As was the case with Lisa McPherson and many others.
Several, actually. See http://www.whyaretheydead.net/ for details.
According to the Bill of Rights, our right to keep and bear arms shall not be infringed, either. That hasn't exactly slowed down the Liberals or their RINO littermates.
"The fact that such a law was needed is frightening."
You can bet the teacher's union had it's grubby little hand in this. All they want is money, a job they can't be fired from or held accountable for, and for your kid to just sit there and watch the TV. If your kid makes a fuss, drug him/her into submission.
I think you are on the short list for a middle-of-the-night door-kicking visit from John Travolta.
I'm sure your right...the establishment of this cult is also extremely interesting....Being a Christian conservative... I would never step into teachings by the many cults throughout America and the world. Many have hooks not easily eliminated.
"The enemy of my enemy is my friend."
So if the Church of Scientology endorsed the Republican party you would vote Democrat? Why don't you try thinking on your own instead of letting your enemies decide what or who you support?
Our middle son was a "high maintenance" baby and was unhappy unless he was doing whatever big sister was doing. In kindergarten, he would spin around in his seat at school when he was done before everyone else and got bored. But his private school didn't punish - they asked if we would send some quiet things for him to do when he wasn't able to run outside right away. Now, he's a busy teen getting "A"s (except in English, just like his father) and playing plenty of sports. He is constantly tossing some kind of ball in the air everywhere he goes - getting on his mother's nerves occasionally. He loves baseball and we make him play all the rest. He doesn't like soccer or basketball but we insist he play anyway. After a few mumbles, as soon as a ball enters the field of play, he's all over it.
It's a shame so many kids are not able to get outside and the ones who can are usually inside sitting around instead and are allowed to sit and eat processed carbs all afternoon.

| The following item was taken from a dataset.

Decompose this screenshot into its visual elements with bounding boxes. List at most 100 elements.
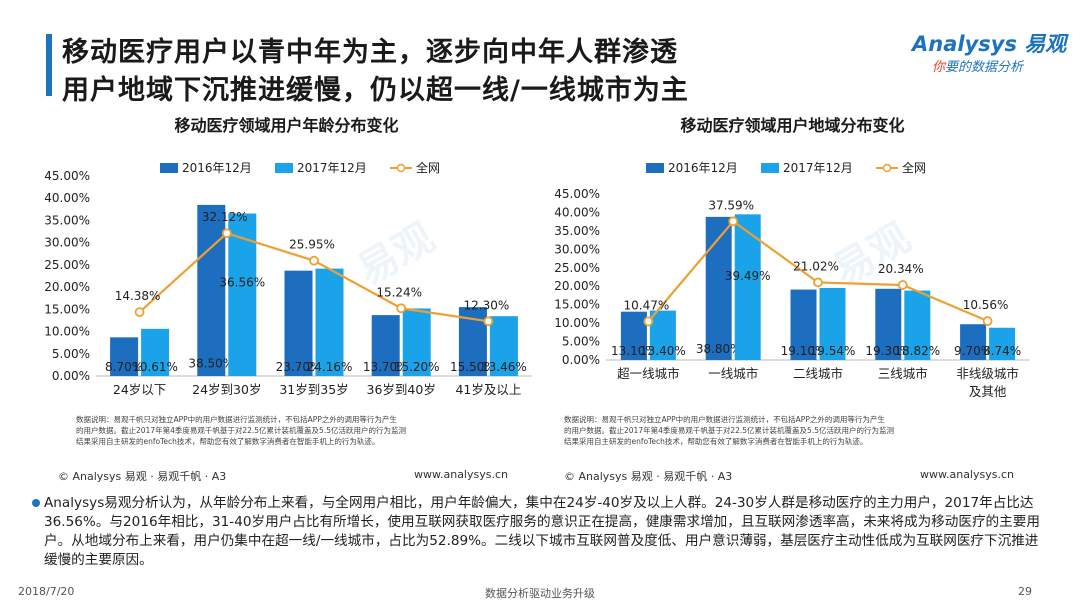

I hate peeing in the cheerios, here, but this is pretty meaningless when we have the New Freedom Commission recomendations coupled with a federal bureaucracy like SAMSHA to implement those recommendations. This won't be mandatory, at first. Nothing will change except the funding in 2006, 2007, and on, and SAMSHA will grow in power. In ten years no one will remember the word "mandatory" just as parents now are forgetting the state cannot "force" their children on drugs. They can make life hell for you and intensely pressure if you refuse, but they can't force anything.
IF anything a power vacuum is created here and guess who gets to fill it? The best thing would be for the feds to get OUT of the schools altogether, but that will never happen. Once a federal program is enacted, no matter how small at first, it takes on a life of its own and becomes immortal.
JMO. I do applaud the CCHR for their efforts, though. And I hope to hell I am wrong.
However, what the schools do is refuse to allow the child to attend school unless they agree to take the drugs. Then, the parents are liable for not sending their children to compulsory education, unless they then homeschool them.
This is a good thing. Many borderline kids, especially boys, have been forced into ritalin or related drugs, just because the system didn't want to deal with kids being kids.
Now, my son needs them. He is clearly ADHD, and feels better about himself with them than without them (although we did take him off ritalin for a couple of years because the side effects weren't worth the results.)
But if a school system told me they were going to turn me over to the local child welfare people because I decided to take him off the meds, I would have been very, very angry and unhappy. It can be hard to find what works right when you have kids with these types of problems, and it shouldn't be something to be figured out between the school that wants to manage people and the children's welfare people. It should be something that the medical people and parents work out instead. And it often takes time, trial and error, and working with different strategies.
How dare the schools think that their desire to keep kids under wraps instead of letting them be kids gives them the right to play with powerful, sometimes addictive medications for their convenience!
I believe this was buried in the reauthorization of IDEA, the Individuals with Disabilities Education Act, which pays for a portion of Special Eduation in schools.
those are Christian scientists. I think it's a different sect altogether. They don't allow blood transfusions either.
My daughter in law was told that my grandson Andrew was ADD. She was furious with them because he could sit for hours at home and play quietly. The diagnosis didn't fit. He was too intelligent to sit in a classroom where the work was too simple. They put him in the library so he could read the encyclopedias. She got tired of it and home schooled him. He's very bright and is tops in his Bible Scripture learning team. I'm learning to hate public school and the crap that goes on with our most precious possessions.